WEC's report showed some 17,000 individuals, or 7.2% of those identified in the original movers list, had not moved. Another 58% registered at a new address, while 3.6% were deactivated and 30.8% remain on the list.
Going forward, the commission is likely to send mailers to voters identified as having potentially moved more than once every year-and-a-half. Members Wednesday discussed the possibility of quarterly mailings, and the commission is likely to finalize a plan for more frequent contacts at a future meeting.
Dane County voter stats
In the November presidential contest, Dane County topped Wisconsin in the percentage of ballots cast by mail, according to the new WEC figures.
The WEC data shows that 57.7% voted by mail in the county, nearly 17% higher than the statewide percentage of 40.8%. In all, Dane County voters cast 199,054 ballots by mail.
Rounding out the top five were Green-Bay area Brown County (49%), Milwaukee County (47.4%), Appleton-area Outagamie County (43.8%) and suburban Milwaukee’s Waukesha County (42.8%).
Across the state, absentee voting either early in-person or by mail was down from the April 2020 election, Wisconsin’s first pandemic-era contests.
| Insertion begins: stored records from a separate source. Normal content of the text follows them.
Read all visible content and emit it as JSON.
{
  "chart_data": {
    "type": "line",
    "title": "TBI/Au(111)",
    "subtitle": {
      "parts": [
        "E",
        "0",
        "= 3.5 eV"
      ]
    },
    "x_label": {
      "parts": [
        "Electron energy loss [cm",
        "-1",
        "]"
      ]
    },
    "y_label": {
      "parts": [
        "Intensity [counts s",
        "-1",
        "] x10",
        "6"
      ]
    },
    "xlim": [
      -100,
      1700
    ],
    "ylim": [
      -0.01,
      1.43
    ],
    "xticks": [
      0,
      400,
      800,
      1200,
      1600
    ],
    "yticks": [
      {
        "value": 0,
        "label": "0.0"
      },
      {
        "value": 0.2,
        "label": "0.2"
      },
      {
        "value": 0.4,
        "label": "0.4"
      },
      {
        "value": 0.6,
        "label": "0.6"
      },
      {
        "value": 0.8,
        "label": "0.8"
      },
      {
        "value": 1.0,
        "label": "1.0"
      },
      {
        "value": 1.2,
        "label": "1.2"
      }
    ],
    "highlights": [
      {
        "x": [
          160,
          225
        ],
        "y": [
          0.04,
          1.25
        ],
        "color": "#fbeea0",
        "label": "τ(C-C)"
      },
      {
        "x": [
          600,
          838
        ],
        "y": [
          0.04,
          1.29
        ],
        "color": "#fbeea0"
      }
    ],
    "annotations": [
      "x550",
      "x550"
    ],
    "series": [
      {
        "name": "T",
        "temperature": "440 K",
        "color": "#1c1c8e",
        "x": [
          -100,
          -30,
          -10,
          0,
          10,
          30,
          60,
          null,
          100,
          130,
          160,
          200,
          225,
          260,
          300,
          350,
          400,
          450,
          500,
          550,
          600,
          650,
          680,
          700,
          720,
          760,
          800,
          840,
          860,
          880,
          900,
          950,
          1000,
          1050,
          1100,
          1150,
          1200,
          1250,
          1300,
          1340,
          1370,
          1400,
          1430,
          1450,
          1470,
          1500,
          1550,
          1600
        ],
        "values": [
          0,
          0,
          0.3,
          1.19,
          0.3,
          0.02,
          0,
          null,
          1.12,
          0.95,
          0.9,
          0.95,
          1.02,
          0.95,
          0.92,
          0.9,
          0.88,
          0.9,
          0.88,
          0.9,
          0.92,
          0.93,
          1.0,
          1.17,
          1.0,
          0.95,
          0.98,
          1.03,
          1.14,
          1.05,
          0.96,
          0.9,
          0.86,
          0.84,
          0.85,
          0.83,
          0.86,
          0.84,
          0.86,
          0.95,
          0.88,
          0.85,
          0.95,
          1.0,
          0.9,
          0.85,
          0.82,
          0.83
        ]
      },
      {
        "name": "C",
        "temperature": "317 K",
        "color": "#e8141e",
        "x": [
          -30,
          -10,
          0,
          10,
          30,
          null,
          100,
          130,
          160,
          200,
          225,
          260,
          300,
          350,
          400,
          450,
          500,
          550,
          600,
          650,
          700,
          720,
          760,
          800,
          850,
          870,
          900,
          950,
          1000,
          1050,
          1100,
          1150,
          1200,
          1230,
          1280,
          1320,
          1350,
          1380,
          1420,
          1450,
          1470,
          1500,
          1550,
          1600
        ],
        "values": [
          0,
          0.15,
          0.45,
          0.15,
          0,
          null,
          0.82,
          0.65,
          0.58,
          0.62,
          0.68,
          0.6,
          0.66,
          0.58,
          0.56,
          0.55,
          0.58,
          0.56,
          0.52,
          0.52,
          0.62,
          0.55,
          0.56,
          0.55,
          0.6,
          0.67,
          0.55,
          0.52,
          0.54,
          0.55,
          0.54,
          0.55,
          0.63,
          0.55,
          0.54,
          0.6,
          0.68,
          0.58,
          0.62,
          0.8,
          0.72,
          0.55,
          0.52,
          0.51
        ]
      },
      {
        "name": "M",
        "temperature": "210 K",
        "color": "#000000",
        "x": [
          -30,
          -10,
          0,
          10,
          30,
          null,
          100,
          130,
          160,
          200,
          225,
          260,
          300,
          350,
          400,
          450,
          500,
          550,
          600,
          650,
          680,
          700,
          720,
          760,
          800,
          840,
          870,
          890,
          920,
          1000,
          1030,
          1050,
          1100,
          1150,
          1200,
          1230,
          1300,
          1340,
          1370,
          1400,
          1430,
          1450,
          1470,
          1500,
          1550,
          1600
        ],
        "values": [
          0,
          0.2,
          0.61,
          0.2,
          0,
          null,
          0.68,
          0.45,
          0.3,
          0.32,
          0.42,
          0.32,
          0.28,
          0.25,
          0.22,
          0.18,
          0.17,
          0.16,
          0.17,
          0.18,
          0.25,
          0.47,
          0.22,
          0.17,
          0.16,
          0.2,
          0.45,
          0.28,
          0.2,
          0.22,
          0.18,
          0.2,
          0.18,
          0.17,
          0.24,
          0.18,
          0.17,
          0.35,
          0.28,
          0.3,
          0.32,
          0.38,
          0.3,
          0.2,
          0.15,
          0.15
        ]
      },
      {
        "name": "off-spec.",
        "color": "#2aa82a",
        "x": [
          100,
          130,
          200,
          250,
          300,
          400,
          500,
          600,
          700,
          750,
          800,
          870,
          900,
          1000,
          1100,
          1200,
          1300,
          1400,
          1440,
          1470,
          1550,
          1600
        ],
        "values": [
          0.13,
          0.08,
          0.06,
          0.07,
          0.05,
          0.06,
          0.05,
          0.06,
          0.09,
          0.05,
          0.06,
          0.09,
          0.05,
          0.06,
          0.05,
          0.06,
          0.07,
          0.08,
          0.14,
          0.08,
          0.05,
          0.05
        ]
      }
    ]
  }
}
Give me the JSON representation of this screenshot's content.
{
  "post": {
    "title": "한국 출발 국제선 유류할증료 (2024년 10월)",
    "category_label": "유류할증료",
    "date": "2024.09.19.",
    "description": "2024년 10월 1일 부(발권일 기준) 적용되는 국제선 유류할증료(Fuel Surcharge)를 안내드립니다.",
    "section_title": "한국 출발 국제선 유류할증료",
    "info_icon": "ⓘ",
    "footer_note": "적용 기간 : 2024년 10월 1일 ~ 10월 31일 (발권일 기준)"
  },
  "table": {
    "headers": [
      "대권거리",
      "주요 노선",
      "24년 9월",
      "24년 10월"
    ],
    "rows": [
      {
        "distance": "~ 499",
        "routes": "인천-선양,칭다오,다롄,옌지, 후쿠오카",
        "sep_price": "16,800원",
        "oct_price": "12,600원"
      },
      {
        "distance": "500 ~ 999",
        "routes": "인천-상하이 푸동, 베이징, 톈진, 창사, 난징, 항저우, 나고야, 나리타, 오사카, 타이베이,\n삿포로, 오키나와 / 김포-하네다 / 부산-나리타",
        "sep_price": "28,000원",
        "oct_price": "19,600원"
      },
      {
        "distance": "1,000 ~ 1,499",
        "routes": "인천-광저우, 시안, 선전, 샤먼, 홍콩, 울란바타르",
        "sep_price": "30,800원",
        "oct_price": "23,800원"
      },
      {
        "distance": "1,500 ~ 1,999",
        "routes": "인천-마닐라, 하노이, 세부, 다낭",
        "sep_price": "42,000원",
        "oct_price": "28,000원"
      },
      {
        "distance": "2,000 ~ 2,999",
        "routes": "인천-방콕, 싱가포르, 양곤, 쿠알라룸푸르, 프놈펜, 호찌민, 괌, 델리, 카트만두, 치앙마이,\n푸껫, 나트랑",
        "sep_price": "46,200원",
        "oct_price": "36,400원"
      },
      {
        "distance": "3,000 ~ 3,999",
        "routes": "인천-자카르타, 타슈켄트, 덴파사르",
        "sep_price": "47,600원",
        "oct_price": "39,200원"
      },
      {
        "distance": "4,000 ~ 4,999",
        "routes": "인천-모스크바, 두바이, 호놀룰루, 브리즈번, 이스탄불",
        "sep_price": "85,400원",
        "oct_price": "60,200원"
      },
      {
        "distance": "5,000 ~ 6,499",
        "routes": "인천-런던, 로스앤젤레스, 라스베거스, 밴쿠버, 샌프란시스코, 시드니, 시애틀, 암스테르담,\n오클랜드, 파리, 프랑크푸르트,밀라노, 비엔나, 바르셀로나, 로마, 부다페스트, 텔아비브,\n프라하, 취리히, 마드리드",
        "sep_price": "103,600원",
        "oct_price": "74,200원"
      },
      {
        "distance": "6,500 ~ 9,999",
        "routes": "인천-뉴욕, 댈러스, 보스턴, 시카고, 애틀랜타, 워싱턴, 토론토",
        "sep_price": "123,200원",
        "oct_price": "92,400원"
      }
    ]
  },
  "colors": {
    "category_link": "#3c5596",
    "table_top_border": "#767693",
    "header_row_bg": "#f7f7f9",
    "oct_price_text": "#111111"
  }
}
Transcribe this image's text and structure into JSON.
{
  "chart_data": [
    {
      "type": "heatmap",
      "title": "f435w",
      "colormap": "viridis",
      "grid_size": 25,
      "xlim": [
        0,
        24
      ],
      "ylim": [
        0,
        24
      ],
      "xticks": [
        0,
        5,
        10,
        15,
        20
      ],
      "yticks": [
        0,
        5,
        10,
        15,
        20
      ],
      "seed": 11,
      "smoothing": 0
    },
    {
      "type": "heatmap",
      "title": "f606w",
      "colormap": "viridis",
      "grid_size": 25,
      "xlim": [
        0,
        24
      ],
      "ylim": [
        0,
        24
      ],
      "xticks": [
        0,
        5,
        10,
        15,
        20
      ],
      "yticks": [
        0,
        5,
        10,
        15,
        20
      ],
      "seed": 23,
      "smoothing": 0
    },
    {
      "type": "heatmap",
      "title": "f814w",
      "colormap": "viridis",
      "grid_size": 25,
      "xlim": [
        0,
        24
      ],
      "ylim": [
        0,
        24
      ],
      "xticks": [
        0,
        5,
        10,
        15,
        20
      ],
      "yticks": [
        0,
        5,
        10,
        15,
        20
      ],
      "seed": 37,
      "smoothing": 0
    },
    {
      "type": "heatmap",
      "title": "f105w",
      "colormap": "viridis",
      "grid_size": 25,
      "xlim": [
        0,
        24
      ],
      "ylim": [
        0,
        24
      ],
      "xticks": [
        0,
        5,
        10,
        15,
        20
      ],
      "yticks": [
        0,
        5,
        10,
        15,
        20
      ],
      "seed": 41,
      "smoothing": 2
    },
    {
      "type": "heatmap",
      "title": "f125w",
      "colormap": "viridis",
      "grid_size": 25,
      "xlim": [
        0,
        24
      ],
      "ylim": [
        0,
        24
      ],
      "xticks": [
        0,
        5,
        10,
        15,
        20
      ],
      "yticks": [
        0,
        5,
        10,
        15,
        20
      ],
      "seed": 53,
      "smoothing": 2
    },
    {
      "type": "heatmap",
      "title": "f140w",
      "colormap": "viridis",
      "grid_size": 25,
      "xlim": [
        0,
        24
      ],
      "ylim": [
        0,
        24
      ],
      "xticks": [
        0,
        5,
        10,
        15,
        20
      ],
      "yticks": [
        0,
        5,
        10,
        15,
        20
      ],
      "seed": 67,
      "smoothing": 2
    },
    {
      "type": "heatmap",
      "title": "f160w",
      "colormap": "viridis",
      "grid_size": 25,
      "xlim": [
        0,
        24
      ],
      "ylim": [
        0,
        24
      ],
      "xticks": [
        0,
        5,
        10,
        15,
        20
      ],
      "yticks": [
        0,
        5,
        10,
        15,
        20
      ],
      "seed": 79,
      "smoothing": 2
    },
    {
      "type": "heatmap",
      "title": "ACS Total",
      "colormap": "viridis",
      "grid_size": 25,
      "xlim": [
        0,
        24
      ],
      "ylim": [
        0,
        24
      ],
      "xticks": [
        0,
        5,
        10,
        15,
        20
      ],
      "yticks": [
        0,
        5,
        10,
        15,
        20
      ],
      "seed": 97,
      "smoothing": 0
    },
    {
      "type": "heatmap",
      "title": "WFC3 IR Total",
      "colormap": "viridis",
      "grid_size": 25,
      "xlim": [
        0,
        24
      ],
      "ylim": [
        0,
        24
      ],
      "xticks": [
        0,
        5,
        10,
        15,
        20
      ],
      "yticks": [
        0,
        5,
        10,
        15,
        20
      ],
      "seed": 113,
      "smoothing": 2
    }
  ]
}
Meanwhile, voting at the polls on Election Day increased from just a quarter of ballots cast last spring to more than 40% in the fall, though WEC noted the figure “remains well below” the state’s historical average of between 70% and 80%.
In all, nearly 3.3 million Wisconsinites voted in the November election, or 72% of the state’s voting age population. That’s an almost 10% increase over the 2016 presidential race.
Meanwhile, Dane lagged behind most of the other counties in the state in the percent of absentee ballot requestors who claimed to be indefinitely confined. Dane County’s 71st ranking means it logged 9.8% of absentee ballot asks, or 26,674 requests, compared to the 12.6% statewide. Dane only surpassed north-central Taylor County, where 9.7% of absentee ballot requestors claimed indefinitely confined status.